Using technology to leave the world a better place than you found it no doubt has an immense impact on society. But what does it mean for business and industry? From my vantage point, these skills matter when recruiting people who will help grow the future of any company or business. Corporations benefit from employees who have translated their concern about a societal issue into concrete action.

Take Natasha Babayan, a high school senior from Seattle, Washington, an active volunteer at her local Boys & Girls Club, and a member of our internship program. A native of Armenia, Natasha returned to her parent's hometown a few years ago and was stunned by its inability to rebuild after an earthquake that had struck decades before.
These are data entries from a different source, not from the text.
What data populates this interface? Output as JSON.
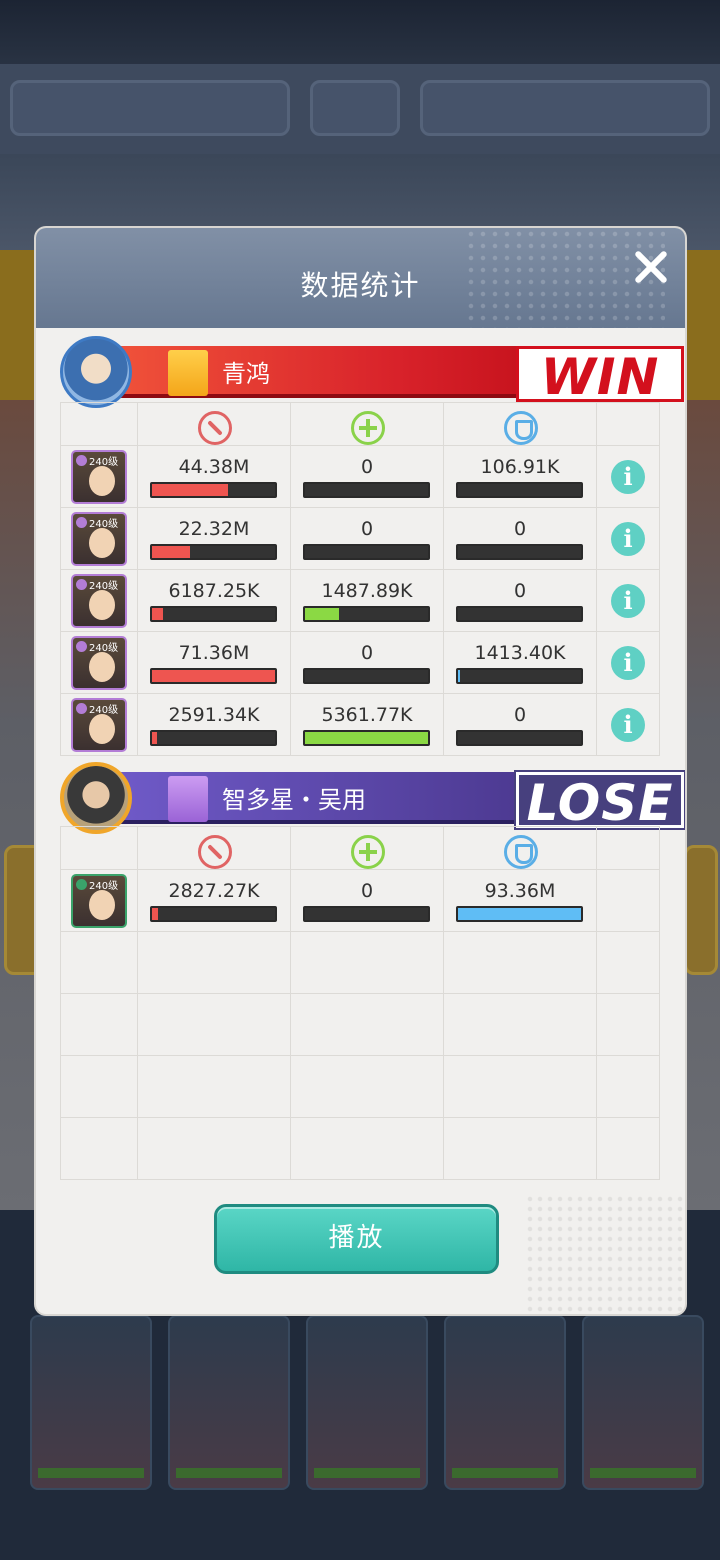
{
  "modal": {
    "title": "数据统计",
    "play_label": "播放"
  },
  "winner": {
    "team_name": "青鸿",
    "result": "WIN",
    "heroes": [
      {
        "level": "240级",
        "damage": "44.38M",
        "heal": "0",
        "shield": "106.91K",
        "frame_color": "#b37dd6",
        "damage_frac": 0.62,
        "heal_frac": 0.0,
        "shield_frac": 0.0
      },
      {
        "level": "240级",
        "damage": "22.32M",
        "heal": "0",
        "shield": "0",
        "frame_color": "#b37dd6",
        "damage_frac": 0.31,
        "heal_frac": 0.0,
        "shield_frac": 0.0
      },
      {
        "level": "240级",
        "damage": "6187.25K",
        "heal": "1487.89K",
        "shield": "0",
        "frame_color": "#b37dd6",
        "damage_frac": 0.09,
        "heal_frac": 0.28,
        "shield_frac": 0.0
      },
      {
        "level": "240级",
        "damage": "71.36M",
        "heal": "0",
        "shield": "1413.40K",
        "frame_color": "#b37dd6",
        "damage_frac": 1.0,
        "heal_frac": 0.0,
        "shield_frac": 0.02
      },
      {
        "level": "240级",
        "damage": "2591.34K",
        "heal": "5361.77K",
        "shield": "0",
        "frame_color": "#b37dd6",
        "damage_frac": 0.04,
        "heal_frac": 1.0,
        "shield_frac": 0.0
      }
    ]
  },
  "loser": {
    "team_name": "智多星・吴用",
    "result": "LOSE",
    "heroes": [
      {
        "level": "240级",
        "damage": "2827.27K",
        "heal": "0",
        "shield": "93.36M",
        "frame_color": "#3aa36a",
        "damage_frac": 0.05,
        "heal_frac": 0.0,
        "shield_frac": 1.0
      }
    ],
    "empty_rows": 4
  },
  "icons": {
    "damage": "damage-icon",
    "heal": "heal-icon",
    "shield": "shield-icon",
    "info": "info-icon",
    "close": "close-icon"
  },
  "colors": {
    "win": "#d3101d",
    "lose": "#47407e",
    "damage": "#ee5550",
    "heal": "#8bd944",
    "shield": "#5fbdf5",
    "accent": "#3bc2b2"
  }
}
She was deeply affected by the hardships she saw people enduring -- homes made of steel scraps, leaking ceilings, long walks to fetch water from a well.

When nonprofit Free The Children brought its community service curriculum, We Act, to her Seattle high school last year, Natasha's empathy turned to action. She raised money to build schools in the developing world and send filtered water bottles to Ethiopia. She dreams of attaining a degree in international business so she can help strengthen the economies of the developing world. Our society and our economy will be better off because of young people like Natasha who seek to pair their education and career goals with a desire to make the world a better place.

This Wednesday, tens of thousands of high school students, including Natasha, will be rewarded for their community service at Free The Children’s signature We Day event in San Francisco, which we’re sponsoring through our MicrosoftYouthSpark initiative. This will follow last Friday’s We Day in Seattle, which we also sponsored. It’s our way of saying “thank you” to this generation for caring about the world. If this is our future workforce, we are in great shape.